Time frame: After each street racket session, from enrollment until termination of ambulatory pulmonary rehabilitation (max 3 months).
Hospital Anxiety and Depression Scale (HADS)
The Hospital Anxiety and Depression Scale (HADS) has been proven to be reliable and valid in assessing anxiety and depression in healthy as well as clinical populations and older adults from 65 to 80 years although showing ceiling effects. Change in HADS (baseline to post intervention) to explore psychological wellbeing. The HADS is a routinely used questionnaire and is required to be filled out by every patient at the start and end of ambulatory pulmoanry rehabilitation. The HADS consists of two domains, one for anxiety and one for depression. In each domain a sum of the questions is calculated ranging from 0-21 where 0-7 indicates normal, 8-10 mild symptoms and 11-21 moderate to severe symptoms.

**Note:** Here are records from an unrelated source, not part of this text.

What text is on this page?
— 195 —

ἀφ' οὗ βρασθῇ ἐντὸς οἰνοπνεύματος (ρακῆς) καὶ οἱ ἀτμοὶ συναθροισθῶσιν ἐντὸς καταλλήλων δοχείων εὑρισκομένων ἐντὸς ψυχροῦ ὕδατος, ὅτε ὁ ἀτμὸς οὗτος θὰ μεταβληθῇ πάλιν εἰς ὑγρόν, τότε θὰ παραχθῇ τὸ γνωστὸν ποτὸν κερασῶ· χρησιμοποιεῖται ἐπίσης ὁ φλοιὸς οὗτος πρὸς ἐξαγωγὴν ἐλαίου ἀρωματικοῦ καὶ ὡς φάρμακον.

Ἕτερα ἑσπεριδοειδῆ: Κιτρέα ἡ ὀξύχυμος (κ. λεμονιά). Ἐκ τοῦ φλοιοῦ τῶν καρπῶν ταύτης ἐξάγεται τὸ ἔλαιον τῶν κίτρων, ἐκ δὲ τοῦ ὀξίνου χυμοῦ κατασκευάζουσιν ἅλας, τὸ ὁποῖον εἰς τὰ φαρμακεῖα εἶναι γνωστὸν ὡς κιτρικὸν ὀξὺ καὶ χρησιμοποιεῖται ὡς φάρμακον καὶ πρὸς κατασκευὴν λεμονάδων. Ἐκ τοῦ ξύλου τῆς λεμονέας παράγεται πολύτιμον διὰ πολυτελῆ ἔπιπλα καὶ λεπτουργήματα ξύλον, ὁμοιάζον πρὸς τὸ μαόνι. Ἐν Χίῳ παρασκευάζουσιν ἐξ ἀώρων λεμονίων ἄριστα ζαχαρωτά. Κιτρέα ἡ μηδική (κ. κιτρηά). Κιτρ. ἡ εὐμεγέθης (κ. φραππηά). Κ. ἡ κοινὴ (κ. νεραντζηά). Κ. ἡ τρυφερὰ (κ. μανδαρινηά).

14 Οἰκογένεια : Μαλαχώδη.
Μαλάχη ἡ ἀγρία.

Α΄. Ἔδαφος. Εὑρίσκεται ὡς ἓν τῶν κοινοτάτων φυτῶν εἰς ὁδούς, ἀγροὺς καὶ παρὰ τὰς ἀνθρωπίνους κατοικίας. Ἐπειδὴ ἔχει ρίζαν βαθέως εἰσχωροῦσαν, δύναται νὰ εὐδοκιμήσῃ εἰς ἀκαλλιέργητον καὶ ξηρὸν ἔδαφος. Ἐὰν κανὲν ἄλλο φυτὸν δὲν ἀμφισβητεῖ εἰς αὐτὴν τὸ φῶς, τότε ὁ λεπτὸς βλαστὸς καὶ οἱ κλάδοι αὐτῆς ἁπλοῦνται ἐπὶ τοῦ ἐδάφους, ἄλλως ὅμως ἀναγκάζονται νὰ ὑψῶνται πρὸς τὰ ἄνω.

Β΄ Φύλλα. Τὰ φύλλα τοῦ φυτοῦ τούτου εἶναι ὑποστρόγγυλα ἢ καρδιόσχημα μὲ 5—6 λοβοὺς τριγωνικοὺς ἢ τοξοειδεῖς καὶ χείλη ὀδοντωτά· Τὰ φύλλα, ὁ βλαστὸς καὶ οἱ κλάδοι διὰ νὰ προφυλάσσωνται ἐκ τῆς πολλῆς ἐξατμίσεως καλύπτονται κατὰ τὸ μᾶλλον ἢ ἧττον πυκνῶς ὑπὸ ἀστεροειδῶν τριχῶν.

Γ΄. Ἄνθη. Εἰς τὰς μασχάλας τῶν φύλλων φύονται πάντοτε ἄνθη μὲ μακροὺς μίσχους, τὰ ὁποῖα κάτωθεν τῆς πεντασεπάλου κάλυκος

Time frame: After each street racket session, from enrollment until termination of ambulatory pulmonary rehabilitation (max 3 months).
Qualitative Participant Feedback
To gather patient feedback, understand barriers and facilitators as well as improving the Intervention and meet patients' needs, two open-ended questions will be added at the end of the AAF. * "What suggestions do you have for improve Street Racket for APR?" * "What feedback would you like to give us on Street Racket?"
Time frame: After each street racket session, from enrollment until termination of ambulatory pulmonary rehabilitation (max 3 months).